We'll examine the rise of the science blogosphere and the sometimes antagonistic relationship science bloggers often have with the mainstream media and non-scientists. We'll use the debate over climate change as one case study, looking deeper at why scientists lost this communication battle early on and what they can do better now. We'll examine celebrity scientist/authors such as Neil degrasse Tyson and Jared Diamond and what they may sacrifice in terms of scientific and journalistic integrity. We'll look at the variety of roles scientists can play in shaping public policy and analyze how scientists are viewed, often unfairly, in the media and popular film. The class is run in a seminar format with some break-out sessions.
The class will include practical training, coaching, role-playing and short writing exercises so students become more comfortable speaking about their research, and science topics in general, to a variety of audiences including the public, politicians and the press.
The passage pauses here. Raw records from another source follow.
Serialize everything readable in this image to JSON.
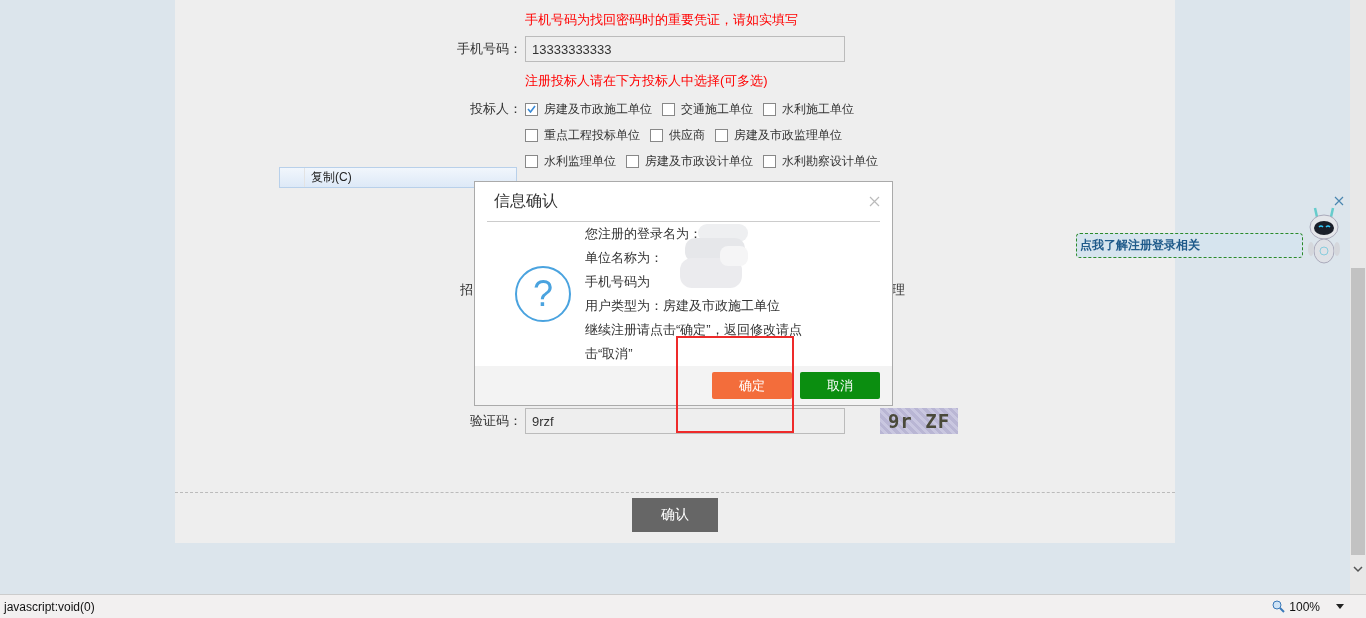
{
  "form": {
    "phone_hint": "手机号码为找回密码时的重要凭证，请如实填写",
    "phone": {
      "label": "手机号码：",
      "value": "13333333333"
    },
    "bidder_hint": "注册投标人请在下方投标人中选择(可多选)",
    "bidder": {
      "label": "投标人：",
      "rows": [
        [
          {
            "label": "房建及市政施工单位",
            "checked": true
          },
          {
            "label": "交通施工单位",
            "checked": false
          },
          {
            "label": "水利施工单位",
            "checked": false
          }
        ],
        [
          {
            "label": "重点工程投标单位",
            "checked": false
          },
          {
            "label": "供应商",
            "checked": false
          },
          {
            "label": "房建及市政监理单位",
            "checked": false
          }
        ],
        [
          {
            "label": "水利监理单位",
            "checked": false
          },
          {
            "label": "房建及市政设计单位",
            "checked": false
          },
          {
            "label": "水利勘察设计单位",
            "checked": false
          }
        ]
      ]
    },
    "covered_row": {
      "label": "招",
      "trailing": "理"
    },
    "captcha": {
      "label": "验证码：",
      "value": "9rzf",
      "image_text": "9r ZF"
    }
  },
  "submit_button": "确认",
  "context_menu": {
    "items": [
      "复制(C)"
    ]
  },
  "dialog": {
    "title": "信息确认",
    "icon": "?",
    "lines": [
      "您注册的登录名为：",
      "单位名称为：",
      "手机号码为",
      "用户类型为：房建及市政施工单位",
      "继续注册请点击“确定”，返回修改请点击“取消”"
    ],
    "buttons": [
      {
        "label": "确定",
        "kind": "confirm"
      },
      {
        "label": "取消",
        "kind": "cancel"
      }
    ]
  },
  "helper": {
    "bubble": "点我了解注册登录相关"
  },
  "status_bar": {
    "url": "javascript:void(0)",
    "zoom": "100%"
  }
}
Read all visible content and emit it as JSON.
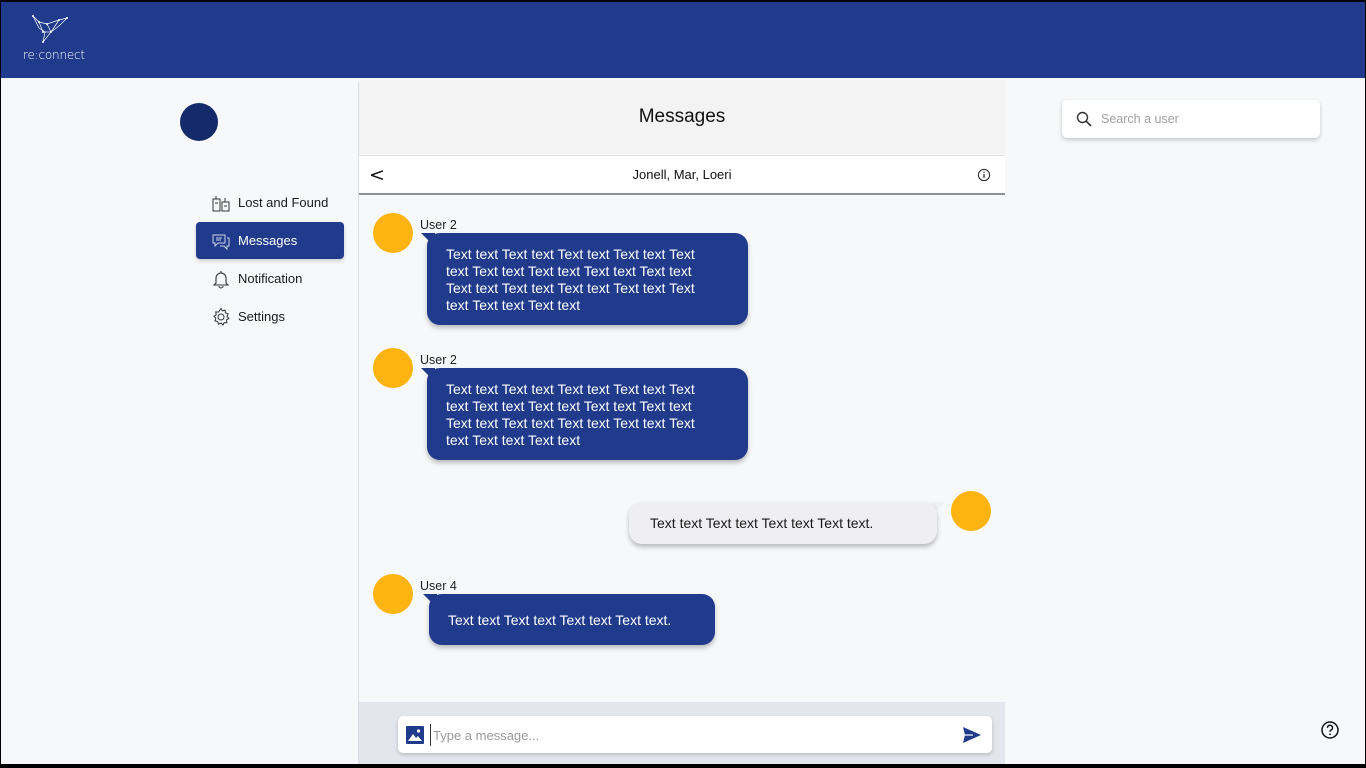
{
  "app": {
    "logo_text": "re:connect"
  },
  "sidebar": {
    "items": [
      {
        "label": "Lost and Found",
        "icon": "lost-found-icon"
      },
      {
        "label": "Messages",
        "icon": "messages-icon",
        "active": true
      },
      {
        "label": "Notification",
        "icon": "bell-icon"
      },
      {
        "label": "Settings",
        "icon": "gear-icon"
      }
    ]
  },
  "chat": {
    "title": "Messages",
    "back_label": "<",
    "conversation_name": "Jonell, Mar, Loeri",
    "messages": [
      {
        "user": "User 2",
        "direction": "in",
        "lines": [
          "Text text Text text Text text Text text Text",
          "text Text text Text text Text text Text text",
          "Text text Text text Text text Text text Text",
          "text Text text Text text"
        ]
      },
      {
        "user": "User 2",
        "direction": "in",
        "lines": [
          "Text text Text text Text text Text text Text",
          "text Text text Text text Text text Text text",
          "Text text Text text Text text Text text Text",
          "text Text text Text text"
        ]
      },
      {
        "user": "",
        "direction": "out",
        "lines": [
          "Text text Text text Text text Text text."
        ]
      },
      {
        "user": "User 4",
        "direction": "in",
        "lines": [
          "Text text Text text Text text Text text."
        ]
      }
    ],
    "composer": {
      "placeholder": "Type a message..."
    }
  },
  "search": {
    "placeholder": "Search a user"
  },
  "colors": {
    "primary": "#213b8c",
    "avatar": "#fdb410",
    "background": "#f7f8fa"
  }
}
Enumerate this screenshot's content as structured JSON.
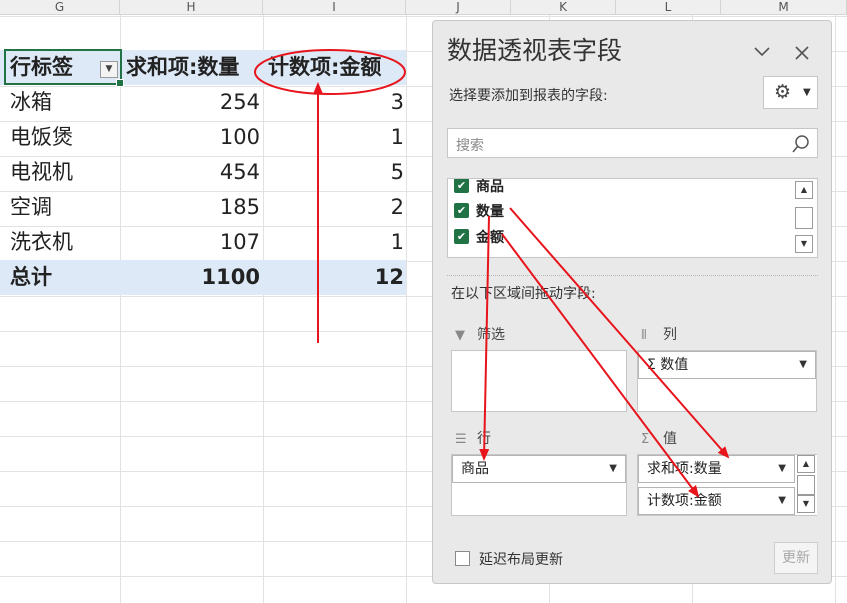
{
  "sheet": {
    "columns": [
      "G",
      "H",
      "I",
      "J",
      "K",
      "L",
      "M"
    ]
  },
  "pivot": {
    "header": {
      "row_label": "行标签",
      "sum_label": "求和项:数量",
      "count_label": "计数项:金额"
    },
    "rows": [
      {
        "label": "冰箱",
        "sum": "254",
        "count": "3"
      },
      {
        "label": "电饭煲",
        "sum": "100",
        "count": "1"
      },
      {
        "label": "电视机",
        "sum": "454",
        "count": "5"
      },
      {
        "label": "空调",
        "sum": "185",
        "count": "2"
      },
      {
        "label": "洗衣机",
        "sum": "107",
        "count": "1"
      }
    ],
    "total": {
      "label": "总计",
      "sum": "1100",
      "count": "12"
    }
  },
  "pane": {
    "title": "数据透视表字段",
    "subtitle": "选择要添加到报表的字段:",
    "search_placeholder": "搜索",
    "fields": [
      {
        "name": "商品",
        "checked": true
      },
      {
        "name": "数量",
        "checked": true
      },
      {
        "name": "金额",
        "checked": true
      }
    ],
    "drag_label": "在以下区域间拖动字段:",
    "areas": {
      "filter": {
        "title": "筛选"
      },
      "columns": {
        "title": "列",
        "items": [
          "Σ 数值"
        ]
      },
      "rows": {
        "title": "行",
        "items": [
          "商品"
        ]
      },
      "values": {
        "title": "值",
        "items": [
          "求和项:数量",
          "计数项:金额"
        ]
      }
    },
    "defer_label": "延迟布局更新",
    "update_label": "更新"
  },
  "colors": {
    "pivot_header_bg": "#dde9f6",
    "selection": "#217346",
    "checkbox": "#217346",
    "annotation": "#e8141b"
  },
  "icons": [
    "filter-dropdown-icon",
    "minimize-chevron-icon",
    "close-icon",
    "gear-icon",
    "search-icon",
    "checkbox-checked-icon",
    "filter-funnel-icon",
    "columns-icon",
    "rows-icon",
    "sigma-icon"
  ]
}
All students will learn techniques for giving a better scientific or public talk and will give a talk in class for critique.
There will be two tracks of assignments in the course -- one for those on an academic track that are looking to learn ways to better communicate their future research to their colleagues and an assignment track for those more interested in communicating broader issues, becoming science writers or exhibit developers or speaking to the general public. Students will be required to co-lead one class discussion and also help critique the communication skills of others taking the class.
The workloads and readings are not onerous and should compliment, rather than detract from the time you require for your research or dissertation. The instructor is happy to answer any questions from potential students or their advisors and can be reached at firstname.lastname@example.org.
This course will be taught by Usha Lee McFarling, currently an artist-in-residence in the Department of Communication. McFarling is a Pulitzer prize winning journalist who has worked for the Los Angeles Times, Boston Globe and Knight Ridder covering a variety of fields ranging from climate, earth science and astrophysics to nutrition and psychology. She is also trained as a scientist, with undergraduate and graduate degrees in biology.
The course is 5 credits and will be graded.
The course size is capped at 18 students, so please enroll early if you are interested.
This course may be used to satisfy the Graduate Certificate in Climate Science Communication Seminar requirement.